Immunoglobulin variable region gene analysis to the autoantibody-secreting B cells from tumors in association with paraneoplastic autoimmune multiorgan syndrome

Wang, Jing MDPhD
Bu, Dingfang MD
Zhu, Xuejun MD

From the Department of Dermatology, Peking University First Hospital, Beijing, China

Correspondence Xuejun Zhu, MD Department of Dermatology Peking University First Hospital #8, Xishiku St. Beijing 100034 China E-mail: [email protected]

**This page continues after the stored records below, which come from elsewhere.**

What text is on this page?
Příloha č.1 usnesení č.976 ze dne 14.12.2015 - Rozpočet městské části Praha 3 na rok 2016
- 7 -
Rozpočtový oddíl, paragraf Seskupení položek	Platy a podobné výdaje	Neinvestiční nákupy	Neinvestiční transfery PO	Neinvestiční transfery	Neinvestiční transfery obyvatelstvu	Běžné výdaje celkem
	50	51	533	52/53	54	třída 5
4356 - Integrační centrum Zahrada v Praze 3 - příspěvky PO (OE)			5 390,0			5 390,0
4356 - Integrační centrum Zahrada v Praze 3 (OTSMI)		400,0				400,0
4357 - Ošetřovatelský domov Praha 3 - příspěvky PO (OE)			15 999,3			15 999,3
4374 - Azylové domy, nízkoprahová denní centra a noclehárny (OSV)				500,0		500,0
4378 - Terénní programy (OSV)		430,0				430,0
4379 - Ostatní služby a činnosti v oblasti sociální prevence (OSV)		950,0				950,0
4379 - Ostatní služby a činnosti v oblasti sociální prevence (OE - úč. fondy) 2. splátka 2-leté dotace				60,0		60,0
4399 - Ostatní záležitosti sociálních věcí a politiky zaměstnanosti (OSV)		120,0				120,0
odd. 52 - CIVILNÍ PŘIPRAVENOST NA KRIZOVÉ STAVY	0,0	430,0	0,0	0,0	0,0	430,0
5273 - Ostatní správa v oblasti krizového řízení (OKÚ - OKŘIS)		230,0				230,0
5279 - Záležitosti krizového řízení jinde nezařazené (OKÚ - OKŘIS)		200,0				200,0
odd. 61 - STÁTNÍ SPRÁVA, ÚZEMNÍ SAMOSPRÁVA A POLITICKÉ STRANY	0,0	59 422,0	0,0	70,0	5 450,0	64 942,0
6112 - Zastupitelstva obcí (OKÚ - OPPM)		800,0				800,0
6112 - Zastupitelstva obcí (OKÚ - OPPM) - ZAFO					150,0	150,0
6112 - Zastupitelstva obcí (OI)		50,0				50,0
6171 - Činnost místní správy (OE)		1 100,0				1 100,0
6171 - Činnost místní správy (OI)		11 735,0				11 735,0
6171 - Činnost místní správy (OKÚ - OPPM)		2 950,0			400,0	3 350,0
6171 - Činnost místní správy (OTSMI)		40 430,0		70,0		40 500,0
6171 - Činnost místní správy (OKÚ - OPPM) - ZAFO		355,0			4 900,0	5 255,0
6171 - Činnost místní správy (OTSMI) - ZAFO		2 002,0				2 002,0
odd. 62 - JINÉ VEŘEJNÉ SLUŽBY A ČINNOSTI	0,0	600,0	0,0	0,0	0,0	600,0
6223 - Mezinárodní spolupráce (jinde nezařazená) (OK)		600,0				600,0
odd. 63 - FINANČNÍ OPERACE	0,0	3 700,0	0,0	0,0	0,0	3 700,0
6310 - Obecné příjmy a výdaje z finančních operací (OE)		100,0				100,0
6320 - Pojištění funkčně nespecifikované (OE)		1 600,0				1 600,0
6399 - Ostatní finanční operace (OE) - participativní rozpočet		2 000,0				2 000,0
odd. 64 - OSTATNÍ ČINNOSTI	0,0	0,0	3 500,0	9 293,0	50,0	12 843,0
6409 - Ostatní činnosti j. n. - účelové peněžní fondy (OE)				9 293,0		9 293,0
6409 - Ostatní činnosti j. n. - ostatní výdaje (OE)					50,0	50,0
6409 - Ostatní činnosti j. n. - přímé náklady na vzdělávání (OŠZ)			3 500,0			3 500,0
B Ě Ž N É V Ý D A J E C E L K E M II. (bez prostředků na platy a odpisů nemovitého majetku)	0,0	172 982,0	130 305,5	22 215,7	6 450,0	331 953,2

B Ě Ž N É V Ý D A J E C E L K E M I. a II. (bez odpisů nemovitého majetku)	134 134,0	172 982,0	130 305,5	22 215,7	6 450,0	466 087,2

^*Present address: Department of Dermatology, The Fourth People's Hospital of Shenzhen, Shenzhen 518033, Guangdong, China

International Journal of Dermatology 46(11):p 1146-1154, November 2007.

Objectives

We have studied the role of lymphoproliferative tumors in the pathogenesis of autoimmune and the origin of the autoantibodies in PNP. Objectives of this study is to understand the characteristics of immunoglobulin genes of the B-cells isolated from the tumor which can produce auto-antibody.

Methods

Total RNA of the tumor cells was then isolated and the mRNA was reversely transcribed into cDNA. V_H and V_L genes were amplified and cloned and their sequences were analyzed.

Results

49 V_H genes (527 to 577 bp) and 36 V_L genes (445 to 454 bp) sequences were cloned from five tumors. All of the IgV_L were mostly homologous to IGKV4-01 germ-line gene. The frequency of IgV_H germ-line gene usage in a decreasing order was IGHV3-23 > IGHV3-9 > IGHV4-31 > IGHV4-59. There was more nucleotide changes occurred in complementary determining regions (CDR) than those in the framework regions (FR) in the V_H and V_L of B cell clones. In both V_H and V_L, the probability (P) that the number of observed replacement mutations (R) in the CDRs would occur by random chance was low.

Conclusions

The clones of B-lymphocytes in the tumors carrying possibly functional rearranged immunoglobulin heavy and light chain genes were isolated and there were high incidences of somatic mutations in CDRs and relatively conserved sequences in framework region.